After January’s impressive 66.8k rebound, analysts believe that the Canadian economy added no jobs in February, leaving the unemployment rate unchanged at 5.8% and slightly above the 44-year low of 5.6% first reached in December.
These data follow a row of discouraging stats that turned investors more careful when buying the loonie. First it was inflation that surprisingly decelerated more than expected in January after a strong rebound towards the Bank of Canada’s ideal 2.0% price target in the previous month. Then it was GDP growth readings that hurt sentiment as projections for a softer pullback to 1.2% in the fourth quarter appeared too optimistic when actual numbers arrived much lower at 0.4%. The monthly gauge for December was even more worrying as the evidence displayed a contraction of 0.1% for the second consecutive time.
The central bank – like its main counterparts abroad – relies on the labor market to achieve its inflation goal. Should the labor market tighten further, forcing companies to offer higher payments to attract the skills they desire, household spending and therefore price growth could pick up steam. Policymakers could then resume their rate hiking cycle if inflation moves above the midpoint of the BoC range target of 1-3%. But if February’s employment stagnancy is not a “one-off” situation, then policymakers may even think over a rate cut amid the slump in the energy sector and generally the broader fear over a global economic slowdown.

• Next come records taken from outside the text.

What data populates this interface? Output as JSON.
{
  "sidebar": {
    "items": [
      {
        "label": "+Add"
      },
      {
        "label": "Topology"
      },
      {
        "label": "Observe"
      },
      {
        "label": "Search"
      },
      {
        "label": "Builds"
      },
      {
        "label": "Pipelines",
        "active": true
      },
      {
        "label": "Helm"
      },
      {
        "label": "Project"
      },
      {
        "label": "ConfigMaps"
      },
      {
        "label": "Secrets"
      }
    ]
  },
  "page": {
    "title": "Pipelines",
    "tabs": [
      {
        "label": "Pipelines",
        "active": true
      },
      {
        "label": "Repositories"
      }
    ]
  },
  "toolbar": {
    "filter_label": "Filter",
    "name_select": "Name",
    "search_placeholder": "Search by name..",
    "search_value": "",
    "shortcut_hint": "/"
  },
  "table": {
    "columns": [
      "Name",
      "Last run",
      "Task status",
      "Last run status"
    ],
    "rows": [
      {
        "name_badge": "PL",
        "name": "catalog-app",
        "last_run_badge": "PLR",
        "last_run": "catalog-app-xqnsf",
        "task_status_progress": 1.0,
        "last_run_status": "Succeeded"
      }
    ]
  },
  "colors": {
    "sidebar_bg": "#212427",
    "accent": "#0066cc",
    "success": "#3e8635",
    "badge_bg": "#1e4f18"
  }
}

While the sudden downturn in crude prices has been restored to some degree, it is still uncertain whether the market could fully recover those losses under the ongoing US-Sino trade war that continues to keep businesses cautious with their investment plans. A failure to reach an agreement could see US tariffs on $200 billion Chinese imports doubling and potentially Chinese growth melting, taking the energy industry and thus Canadian economy down as well, as China is the second top buyer of Canadian products after the US. In such a case, Canadian firms could avoid any new hiring or any increase in paychecks, limiting inflation pressures and hence any plans for additional monetary tightening. Note that the trade deficit widened sharply to multi-year highs in December thanks to a 21.7% drop in exports of energy products that resulted on the back of falling crude prices.

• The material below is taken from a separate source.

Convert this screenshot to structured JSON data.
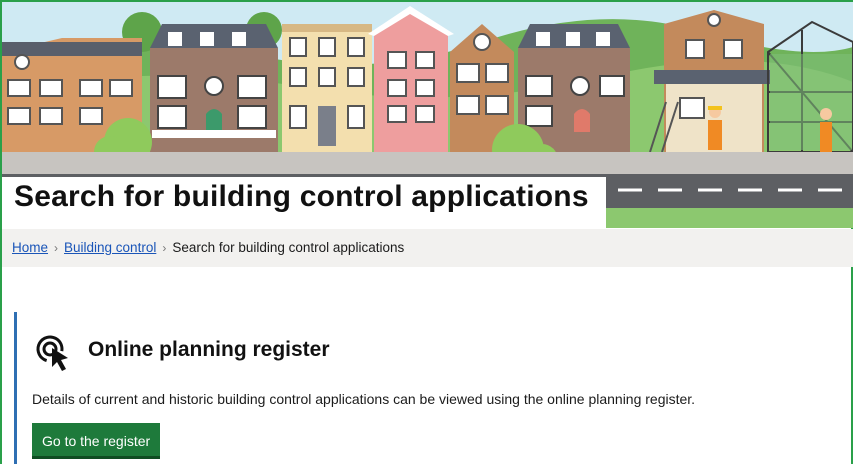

In FX markets, the loonie lost considerable ground against the dollar this month, helping USDCAD to touch a three-month high of 1.3456 on Wednesday. A weaker-than-projected jobs report on Friday, could reduce chances for a rate hike this year and raise speculation for a rate cut, pushing funds out of the Canadian currency. In this case USDCAD could stretch higher to test the 1.35 and 1.36 psychological levels.
On the other hand, if employment shows positive growth or/and the unemployment rate shifts lower, the pair could return to the 1.3375-1.3340 support area, while steeper declines could also revisit the 1.3300-1.3260 congested zone.
Meanwhile on the political front, the Canadian Prime Minister Justin Trudeau is facing mounting criticism over his government’s handling of a fraud, with two ministers quitting the cabinet over the case. Developments around the issue could affect buying interest for the loonie if the scandal intensifies.